Die militante Terror-Gruppe Sächsische Separatisten soll für einen Tag X Umsturzpläne gehabt haben. Anfang November ließ die Bundesanwaltschaft acht mutmaßliche Mitglieder festnehmen, Ermittler durchsuchten 20 Objekte in Sachsen, Polen und Österreich. Die Vereinigung hatte sich offenbar spätestens vier Jahre zuvor gegründet. Mindestens drei der Beteiligten waren Mitglieder der AfD und engagierten sich für die Partei als Kommunalpolitiker. Der sächsische Landesverband teilte daraufhin mit, die drei seien umgehend aus der AfD ausgeschlossen worden.

Nach den Enthüllungen zum Potsdamer Treffen vom Januar waren Diskussionen um ein Verbotsverfahren gegen die AfD entbrannt. Doch Verbote sind weder eine einfache noch eine zwingend effektive Lösung, zeigt ein Blick über die europäischen Grenzen: Immer wieder gelingt es Parteien, sich mit Tricks darüber hinwegzusetzen.

Dezember: Jugendorganisation zu rechts für die AfD?

AfD-Mitglieder von morgen sammeln sich in der Nachwuchsorganisation Junge Alternative, zumindest bislang. Doch die Partei-Jugend, die sich kurz JA nennt, wird für die Mutterpartei zunehmend zum Problem, weil sie bundesweit extrem radikalisiert ist, stärker als die AfD selbst. Um die Aktivitäten des Nachwuchses besser kontrollieren zu können, der sich vielfach auf das Radar des Verfassungsschutzes gebracht hat, beschloss die Partei im Dezember einen Entwurf für eine Satzungsänderung.

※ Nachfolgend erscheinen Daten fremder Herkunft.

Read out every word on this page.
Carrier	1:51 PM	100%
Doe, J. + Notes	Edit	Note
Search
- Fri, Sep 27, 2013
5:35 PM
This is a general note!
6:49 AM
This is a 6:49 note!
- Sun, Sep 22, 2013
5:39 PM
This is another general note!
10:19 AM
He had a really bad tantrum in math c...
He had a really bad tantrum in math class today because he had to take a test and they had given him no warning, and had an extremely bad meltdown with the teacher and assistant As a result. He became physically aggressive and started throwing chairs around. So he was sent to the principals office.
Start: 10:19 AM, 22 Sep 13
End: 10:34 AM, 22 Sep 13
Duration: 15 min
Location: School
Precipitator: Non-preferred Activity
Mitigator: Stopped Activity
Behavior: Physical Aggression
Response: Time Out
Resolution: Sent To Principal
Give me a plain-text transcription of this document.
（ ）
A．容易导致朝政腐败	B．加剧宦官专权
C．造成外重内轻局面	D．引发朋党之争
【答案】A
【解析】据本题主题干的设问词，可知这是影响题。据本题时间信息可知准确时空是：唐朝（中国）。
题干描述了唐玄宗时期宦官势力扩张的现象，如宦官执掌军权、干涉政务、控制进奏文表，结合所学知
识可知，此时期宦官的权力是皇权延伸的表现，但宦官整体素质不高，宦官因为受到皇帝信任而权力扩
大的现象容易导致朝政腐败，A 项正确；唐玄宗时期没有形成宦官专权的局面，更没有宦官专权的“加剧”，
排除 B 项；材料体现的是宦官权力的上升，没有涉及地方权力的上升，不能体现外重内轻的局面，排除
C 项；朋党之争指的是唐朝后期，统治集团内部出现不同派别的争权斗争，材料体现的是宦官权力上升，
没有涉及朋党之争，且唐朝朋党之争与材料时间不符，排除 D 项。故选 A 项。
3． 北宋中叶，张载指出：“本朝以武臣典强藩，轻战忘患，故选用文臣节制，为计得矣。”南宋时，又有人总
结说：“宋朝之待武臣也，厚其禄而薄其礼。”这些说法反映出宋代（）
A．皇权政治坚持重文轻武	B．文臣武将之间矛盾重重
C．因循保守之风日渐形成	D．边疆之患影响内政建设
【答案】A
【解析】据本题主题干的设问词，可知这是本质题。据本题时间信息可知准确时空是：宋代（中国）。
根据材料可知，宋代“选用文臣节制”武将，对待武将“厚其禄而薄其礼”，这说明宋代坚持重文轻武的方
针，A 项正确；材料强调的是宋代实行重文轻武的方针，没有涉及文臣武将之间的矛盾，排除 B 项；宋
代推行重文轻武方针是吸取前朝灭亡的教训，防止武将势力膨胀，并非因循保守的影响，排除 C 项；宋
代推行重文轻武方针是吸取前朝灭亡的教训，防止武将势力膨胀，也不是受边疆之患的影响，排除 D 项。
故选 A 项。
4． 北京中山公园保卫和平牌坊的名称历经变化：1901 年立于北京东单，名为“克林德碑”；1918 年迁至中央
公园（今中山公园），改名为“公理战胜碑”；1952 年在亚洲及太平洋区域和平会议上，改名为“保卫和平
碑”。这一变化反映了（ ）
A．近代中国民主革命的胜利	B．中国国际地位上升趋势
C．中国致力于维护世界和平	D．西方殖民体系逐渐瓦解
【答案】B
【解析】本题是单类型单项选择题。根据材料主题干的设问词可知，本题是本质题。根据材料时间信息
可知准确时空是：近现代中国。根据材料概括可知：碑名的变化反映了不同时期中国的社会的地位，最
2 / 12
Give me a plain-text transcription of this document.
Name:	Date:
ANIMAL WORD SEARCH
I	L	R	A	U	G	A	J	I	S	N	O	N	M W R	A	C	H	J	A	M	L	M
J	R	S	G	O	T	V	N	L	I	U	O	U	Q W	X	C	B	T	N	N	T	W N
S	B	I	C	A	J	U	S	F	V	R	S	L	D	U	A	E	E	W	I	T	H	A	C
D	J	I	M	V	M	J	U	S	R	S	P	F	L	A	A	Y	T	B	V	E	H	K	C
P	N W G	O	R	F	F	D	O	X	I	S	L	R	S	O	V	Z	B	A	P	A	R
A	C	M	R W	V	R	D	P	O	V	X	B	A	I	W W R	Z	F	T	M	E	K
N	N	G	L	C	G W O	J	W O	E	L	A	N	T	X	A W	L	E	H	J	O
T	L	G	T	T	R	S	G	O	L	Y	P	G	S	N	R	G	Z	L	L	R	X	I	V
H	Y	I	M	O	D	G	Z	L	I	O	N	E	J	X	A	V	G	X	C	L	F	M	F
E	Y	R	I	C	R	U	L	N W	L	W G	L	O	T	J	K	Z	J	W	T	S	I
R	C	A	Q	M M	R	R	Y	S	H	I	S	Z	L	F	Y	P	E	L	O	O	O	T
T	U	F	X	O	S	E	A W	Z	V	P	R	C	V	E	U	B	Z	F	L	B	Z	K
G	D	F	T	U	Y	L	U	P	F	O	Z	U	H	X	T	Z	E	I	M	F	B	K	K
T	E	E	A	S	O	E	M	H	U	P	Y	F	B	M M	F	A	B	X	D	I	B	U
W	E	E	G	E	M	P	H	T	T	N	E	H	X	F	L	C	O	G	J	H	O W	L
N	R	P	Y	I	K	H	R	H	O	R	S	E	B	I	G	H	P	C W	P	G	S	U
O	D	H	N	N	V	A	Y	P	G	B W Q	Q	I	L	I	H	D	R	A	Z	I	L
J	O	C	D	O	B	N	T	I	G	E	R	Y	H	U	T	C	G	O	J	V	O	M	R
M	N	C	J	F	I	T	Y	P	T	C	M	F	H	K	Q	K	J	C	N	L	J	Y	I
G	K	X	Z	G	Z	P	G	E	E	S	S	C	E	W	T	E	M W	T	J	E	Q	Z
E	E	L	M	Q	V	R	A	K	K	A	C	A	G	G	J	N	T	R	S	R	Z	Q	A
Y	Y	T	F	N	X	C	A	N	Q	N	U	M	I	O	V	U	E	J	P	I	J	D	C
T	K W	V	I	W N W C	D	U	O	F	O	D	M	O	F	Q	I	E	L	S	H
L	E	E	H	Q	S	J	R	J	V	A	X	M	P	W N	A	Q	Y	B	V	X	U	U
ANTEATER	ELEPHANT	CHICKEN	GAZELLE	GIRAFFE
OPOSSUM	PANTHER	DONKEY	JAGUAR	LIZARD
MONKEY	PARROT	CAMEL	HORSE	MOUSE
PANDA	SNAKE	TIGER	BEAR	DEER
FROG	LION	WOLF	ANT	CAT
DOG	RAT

Damit soll die JA unter dem Namen Junge Patrioten vollständig in die AfD eingegliedert werden. So hätte die Partei volle Kontrolle über die Finanzen und die Mitglieder. Die heutige JA ist strikt dagegen.

Im Störungsmelder warfen wir schließlich einen Blick auf die Aktivitäten der Partei in Brüssel. Dort pflegt die AfD enge Kontakte zur rechtsextremen Partei Wiedergeburt aus Bulgarien. Beide Lager eint unter anderem ihre schier grenzenlose Treue zum Regime von Russland.

Bildunterschrift: Teilnehmer einer Anti-AfD-Demonstration Anfang Februar in Köln.

Bildunterschrift: Der Hauptangeklagte, Heinrich XIII. Prinz Reuß, am ersten Verhandlungstag des Terror-Prozesses vor dem Oberlandesgericht Frankfurt.

Bildunterschrift: "Compact"-Verleger Jürgen Elsässer spricht während der Durchsuchung seines Hauses mit Journalisten.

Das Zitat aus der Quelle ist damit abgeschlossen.